Mr. Battle to Become Administrator at EHS

Joshua Perry, Co-editor-in-chief

Marvin Battle, the director of EHS’s band program for 19 years, has announced that he is taking an administrative position at the high school next year.

“I’ve always been a person who likes challenges and being an Administrator is a huge challenge,” Mr. Battle said. “I’m a person who works hard to make a difference in my student’s lives and I am hoping can take that same passion and help many more students beyond just my band students.”  

According to senior band member Emilio Carrion, many who knew Mr. Battle have been expecting this career shift for a long time.

“It’s always been a rumor that floated around at the beginning of every season…Battle had been getting offers to switch to administration for the past couple of years but kept turning them down,” Carrion said.

Still, Mr. Battle’s exit was a shock to many, according to senior band member Lindsey Lucas.

“The fact that he was leaving was a super tough pill to swallow,” Lucas said. “He is just such a good director and cares so much about the kids in the program.”

Lucas said that Mr. Battle has been an invaluable instructor in the music program at EHS and a huge influence in her own development as a musician.

“He taught me to have confidence in my abilities, whether that be playing an instrument, marching an insane step size, or even taking on a high responsibility role as drum major,” Lucas said.

Junior band member Colleen McCracken said that his encouragement and charisma have been a constant presence since freshman year.

“It takes a lot of work to learn a piece of music, but watching him dance around when we play it makes it all worth it,” she said.

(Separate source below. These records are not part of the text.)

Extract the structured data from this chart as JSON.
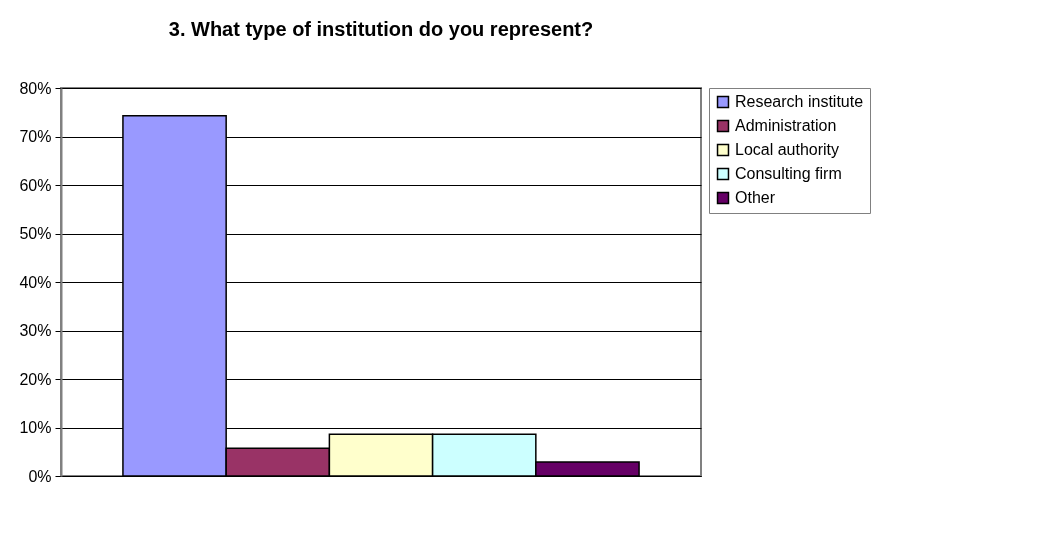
{
  "chart_data": {
    "type": "bar",
    "title": "3. What type of institution do you represent?",
    "categories": [
      null
    ],
    "series": [
      {
        "name": "Research institute",
        "color": "#9999ff",
        "values": [
          74.3
        ]
      },
      {
        "name": "Administration",
        "color": "#993366",
        "values": [
          5.7
        ]
      },
      {
        "name": "Local authority",
        "color": "#ffffcc",
        "values": [
          8.6
        ]
      },
      {
        "name": "Consulting firm",
        "color": "#ccffff",
        "values": [
          8.6
        ]
      },
      {
        "name": "Other",
        "color": "#660066",
        "values": [
          2.9
        ]
      }
    ],
    "ylim": [
      0,
      80
    ],
    "yticks": [
      {
        "value": 0,
        "label": "0%"
      },
      {
        "value": 10,
        "label": "10%"
      },
      {
        "value": 20,
        "label": "20%"
      },
      {
        "value": 30,
        "label": "30%"
      },
      {
        "value": 40,
        "label": "40%"
      },
      {
        "value": 50,
        "label": "50%"
      },
      {
        "value": 60,
        "label": "60%"
      },
      {
        "value": 70,
        "label": "70%"
      },
      {
        "value": 80,
        "label": "80%"
      }
    ],
    "grid": "y",
    "legend": "right",
    "tick_labels": "y"
  }
}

Mr. Battle still plans on being involved in the band program by helping out with the fall marching show and supporting his son, sophomore Brandon Battle. He said that this is by no means a goodbye.

“When you teach a class where you have an opportunity to have kids for 4 years, you get a chance to know the students on a more personal level,” Mr. Battle said. “You get to know their families and create a bond that is like no other.”

And according to McCracken, that bond is something that endures.

“He taught us the value of music and music education,” McCracken said. “Even if some music is not a career path, our lives are forever impacted by our time in the music program.”